Se sentaron a la mesa y la muchacha miró los cerros en el lado seco del valle y el hombre la miró a ella y miró la mesa.
—Tenés que darte cuenta —dijo— que no quiero que lo hagas si vos no querés. Estoy perfectamente dispuesto a dar el paso si algo significa para vos.
—¿No significa nada para vos? Hallaríamos la manera.
—Claro que significa. Pero no quiero a nadie más que a vos. No quiero que nadie se interponga. Y sé que es perfectamente sencillo.
—Sí, sabés que es perfectamente sencillo.
—Está bien que digas eso, pero en verdad lo sé.
—¿Querrías hacer algo por mi?
—Yo haría cualquier cosa por vos.
—¿Querrías por favor por favor por favor por favor callarte la boca?
El no dijo nada y miró las valijas arrimadas a la pared de la estación. Tenían etiquetas de todos los hoteles donde habían pasado la noche.
—Pero no quiero que lo hagas —dijo—, no me importa en absoluto.
—Voy a gritar —dijo la muchacha.
La mujer salió de la cortina con otras dos cervezas y las puso en la mesa..
—El tren llega en cinco minutos —dijo.
—¿Qué dijo? —preguntó la muchacha, que además era medio sorda.
—Que el tren llega en cinco minutos.
La muchacha dirigió a la mujer una vívida sonrisa de agradecimiento.

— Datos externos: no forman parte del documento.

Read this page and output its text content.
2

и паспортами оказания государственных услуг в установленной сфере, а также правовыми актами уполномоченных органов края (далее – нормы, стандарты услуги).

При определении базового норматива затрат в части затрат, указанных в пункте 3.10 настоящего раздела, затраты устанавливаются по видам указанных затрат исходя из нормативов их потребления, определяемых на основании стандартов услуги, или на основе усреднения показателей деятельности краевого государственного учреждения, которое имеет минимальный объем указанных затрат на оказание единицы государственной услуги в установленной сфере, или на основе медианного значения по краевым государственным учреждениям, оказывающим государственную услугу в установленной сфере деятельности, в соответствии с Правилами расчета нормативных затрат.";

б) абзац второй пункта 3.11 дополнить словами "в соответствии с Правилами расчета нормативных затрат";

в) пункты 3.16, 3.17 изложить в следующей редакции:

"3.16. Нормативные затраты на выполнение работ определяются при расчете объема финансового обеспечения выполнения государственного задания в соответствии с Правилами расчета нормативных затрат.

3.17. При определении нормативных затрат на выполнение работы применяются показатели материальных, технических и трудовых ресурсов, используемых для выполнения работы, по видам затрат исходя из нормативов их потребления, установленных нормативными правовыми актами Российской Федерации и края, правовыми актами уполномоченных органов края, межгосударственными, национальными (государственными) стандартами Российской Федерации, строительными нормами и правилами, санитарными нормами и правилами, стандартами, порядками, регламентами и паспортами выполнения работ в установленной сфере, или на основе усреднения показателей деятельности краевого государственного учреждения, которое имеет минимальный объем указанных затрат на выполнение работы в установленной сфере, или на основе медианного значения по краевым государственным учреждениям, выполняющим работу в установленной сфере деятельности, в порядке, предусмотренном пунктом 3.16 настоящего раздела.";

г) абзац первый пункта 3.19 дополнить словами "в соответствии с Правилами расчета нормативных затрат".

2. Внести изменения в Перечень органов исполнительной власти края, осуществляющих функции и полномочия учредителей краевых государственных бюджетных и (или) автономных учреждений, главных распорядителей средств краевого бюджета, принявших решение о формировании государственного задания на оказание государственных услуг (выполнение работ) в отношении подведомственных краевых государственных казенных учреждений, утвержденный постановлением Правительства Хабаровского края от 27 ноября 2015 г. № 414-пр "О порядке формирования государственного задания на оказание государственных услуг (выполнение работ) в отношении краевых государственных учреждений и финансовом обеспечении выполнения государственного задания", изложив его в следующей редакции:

—Iré llevando las valijas al otro lado de la estación —dijo el hombre. Ella le sonrió.
—Ta bien, después vení a terminar la birra.
El recogió las dos pesadas valijas y las llevó, rodeando la estación, hasta las otras vías. Miró a la distancia pero no vio el tren. De regresó cruzó por el bar, donde la gente en espera del tren se hallaba bebiendo. Tomó otra grappa en la barra y miró a la gente. Todos esperaban razonablemente el tren. Salió atravesando la cortina de tiritas. La muchacha estaba sentada y le sonrió.
—¿Te sentís mejor? —preguntó él.
—Me siento muy bien —dijo ella guardando su pañuelo—. Era verdad, no me pasó nada. Ya me soné la nariz. Tenías razón, ahora entra el aire.